武器と防具の習熟:エルドリッチ・ナイトはどんな武器にも防具にも習熟していない。
ボーナス特技/Bonus Feat:1レベルにおいて、エルドリッチ・ナイトはボーナス戦闘特技1つを選んでよい。これはすべてのキャラクターがレベルの上昇により通常獲得する特技とは別に追加で得られる特技である。キャラクターはやはりこのボーナス特技の前提条件を満たしていなければならない。エルドリッチ・ナイトはクラス・レベル5および9の時点で追加の戦闘特技を獲得する。
多角的訓練/Diverse Training:エルドリッチ・ナイトは、特技の前提条件を満たす用途において、自分の持つファイター・レベルにエルドリッチ・ナイト・レベルを加えることができる。ファイター・レベルを持っていない場合は、エルドリッチ・ナイト・レベルをファイター・レベルとして扱うこと。エルドリッチ・ナイトは、特技の前提条件を満たす用途において、秘術呪文が発動できるクラスのレベルにエルドリッチ・ナイト・レベルを加えることもできる。

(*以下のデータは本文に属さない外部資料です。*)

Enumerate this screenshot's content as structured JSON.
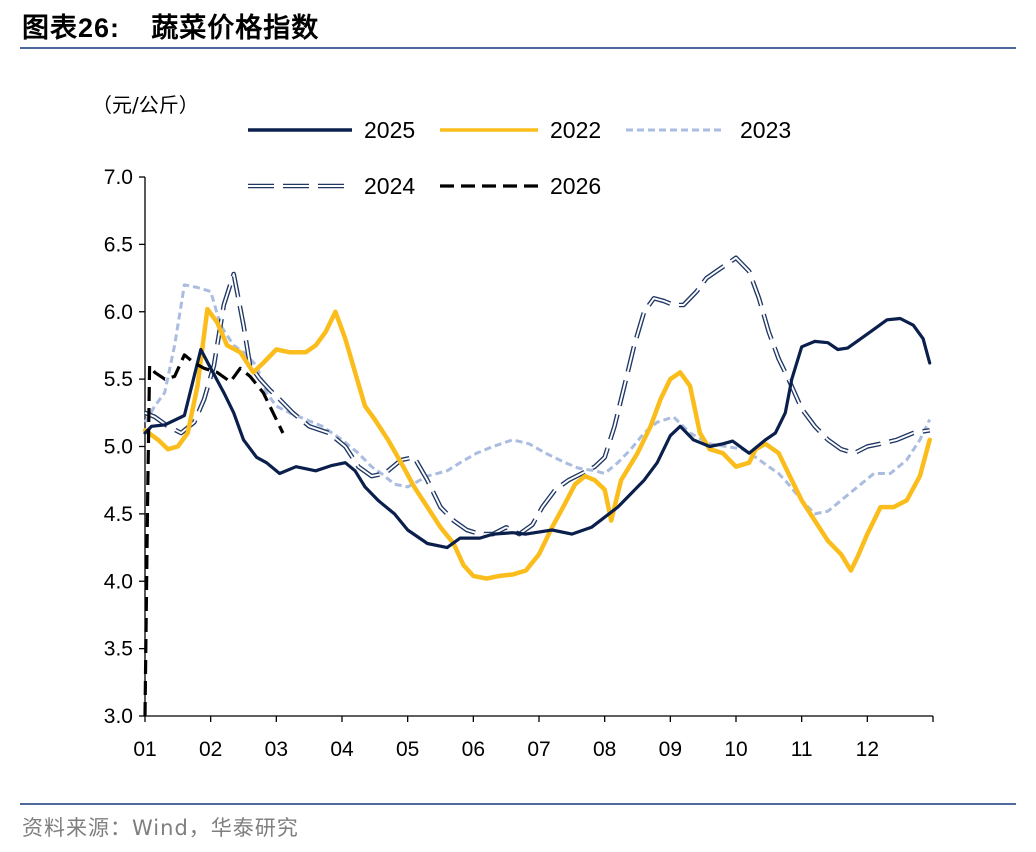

1日の呪文数/Spells per Day:指示されたレベルの時点で、エルドリッチ・ナイトはこの上級クラスに就く前に属していた秘術呪文が発動できるクラスのレベルが上がったかのように、1日に使える呪文数が増える。しかし、追加の1日の呪文数、追加修得呪文数(準備しない呪文の使い手の場合)、呪文を発動する際の有効レベルの上昇以外に、そのクラスのレベルが上がっていたなら得られたはずの他の利益を得ることはない。キャラクターがエルドリッチ・ナイトになる前に複数の呪文発動能力のあるクラスをとっていたなら、レベルの上昇があるたび、その新たなレベルをどのクラスに、1日の呪文数を決定するために適用するか決めなければならない。
呪文クリティカル(超常)/Spell Critical:クラス・レベルが10レベルに達したエルドリッチ・ナイトがクリティカル・ロールに成功した場合はいつでも、即行アクションとして呪文1つを発動できる。この呪文は先の攻撃の目標を、目標の内の1体とするか、効果範囲内に収めるかしていなければならない。この呪文を発動することで機会攻撃を誘発することはない。術者はやはり呪文の構成要素すべてを満たしていなければならず、必要なら秘術呪文失敗確率をロールしなければならない。